De acordo com a diretora de sustentabilidade do Santander Brasil, Karine Bueno, a pandemia do coronavírus também intensificou o olhar de responsabilidade e interdependência na resolução de problemas globais e traz novas perspectivas sobre o entendimento de como um produto ou serviço oferecido pode gerar impactos maiores para a sociedade.
"Hoje já existe uma curva que mostra que o desempenho das empresas que têm o ESG no negócio é mais forte. Não é apenas a pressão de investidores, mas é preciso olhar para esse conceito até mesmo como um efeito econômico que vem no médio e longo prazo", disse.
Para a superintendente de relações institucionais, sustentabilidade e negócios inclusivos do Itaú, Luciana Nicola, há uma cobrança crescente no mercado para medidas mais severas de proteção ao meio ambiente e, além de alguns fundos de investimentos, empresas de rating e gestoras avaliam criticamente o Brasil nesse aspecto.

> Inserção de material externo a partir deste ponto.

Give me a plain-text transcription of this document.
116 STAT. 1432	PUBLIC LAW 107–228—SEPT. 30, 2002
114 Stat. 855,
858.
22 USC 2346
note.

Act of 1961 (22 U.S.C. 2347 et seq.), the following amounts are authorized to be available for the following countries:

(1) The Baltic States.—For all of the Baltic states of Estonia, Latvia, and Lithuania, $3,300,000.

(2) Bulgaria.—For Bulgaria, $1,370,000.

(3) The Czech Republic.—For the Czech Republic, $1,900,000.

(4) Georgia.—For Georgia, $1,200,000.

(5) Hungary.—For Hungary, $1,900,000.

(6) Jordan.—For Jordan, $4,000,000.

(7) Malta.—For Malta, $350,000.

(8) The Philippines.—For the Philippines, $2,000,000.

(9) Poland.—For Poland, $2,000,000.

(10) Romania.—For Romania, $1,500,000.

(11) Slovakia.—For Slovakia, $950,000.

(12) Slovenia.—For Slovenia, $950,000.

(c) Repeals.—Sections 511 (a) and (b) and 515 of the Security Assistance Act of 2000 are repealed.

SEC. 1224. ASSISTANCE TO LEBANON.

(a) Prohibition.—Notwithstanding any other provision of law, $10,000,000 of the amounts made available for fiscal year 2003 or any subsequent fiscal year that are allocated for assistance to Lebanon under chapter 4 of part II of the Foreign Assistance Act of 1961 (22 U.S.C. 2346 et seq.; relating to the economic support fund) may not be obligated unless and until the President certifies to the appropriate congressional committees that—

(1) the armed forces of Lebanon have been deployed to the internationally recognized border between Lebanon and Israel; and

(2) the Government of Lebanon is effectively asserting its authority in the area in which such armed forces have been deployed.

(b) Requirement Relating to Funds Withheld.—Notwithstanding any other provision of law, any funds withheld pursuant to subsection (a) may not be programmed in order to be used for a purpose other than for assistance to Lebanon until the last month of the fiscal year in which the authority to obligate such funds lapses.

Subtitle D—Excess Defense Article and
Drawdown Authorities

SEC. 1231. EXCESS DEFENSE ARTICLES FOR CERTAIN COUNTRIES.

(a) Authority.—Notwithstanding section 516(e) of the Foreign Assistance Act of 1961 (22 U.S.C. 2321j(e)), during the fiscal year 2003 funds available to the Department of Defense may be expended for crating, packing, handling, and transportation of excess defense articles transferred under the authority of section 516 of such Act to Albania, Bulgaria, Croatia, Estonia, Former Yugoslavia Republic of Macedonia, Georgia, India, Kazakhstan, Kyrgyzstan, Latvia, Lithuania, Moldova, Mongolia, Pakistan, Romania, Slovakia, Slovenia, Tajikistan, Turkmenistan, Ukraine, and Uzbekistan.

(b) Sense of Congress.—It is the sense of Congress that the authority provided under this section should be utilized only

"Uma avaliação negativa sobre o Brasil traz impactos negativos também para as empresas nacionais. O Itaú vem se posicionando em diversas oportunidades sobre a urgência no enfrentamento dessas questões e os bancos, como um todo, também têm atuado de forma cada vez mais intensa e organizada nesse sentido", disse.
A exemplo, os três maiores bancos privados do país (Bradesco, Itaú e Santander) se juntaram a investidores internacionais e grandes empresas brasileiras que têm buscado em Mourão uma interlocução com o governo para tratar das preocupações com o efeito da questão ambiental sobre a economia brasileira.
Executivos das instituições se reuniram na última quarta-feira (22) com o vice-presidente da República e outros representantes do governo para discutir uma agenda conjunta para a Amazônia.
Do encontro, resultou uma carta de intenções, ainda sem muitos detalhes, para que as instituições financeiras apoiem o poder público em iniciativas de estímulo à bioeconomia na região, ao desenvolvimento de infraestrutura básica para a população local e fomentem o mercado de títulos financeiros verdes.
"Esse movimento tem se tornado uma coisa cada vez mais binária. Deixa de ser algo onde a empresa deixa de captar dinheiro apenas se ela não cumprir com essas práticas, mas ela também deixa de captar se não honrar os compromissos assumidos nesse sentido. ESG como campanha de marketing não funciona, é preciso uma atuação firme e verdadeira", afirmou o diretor executivo do Bradesco, Renato Ejsnisman.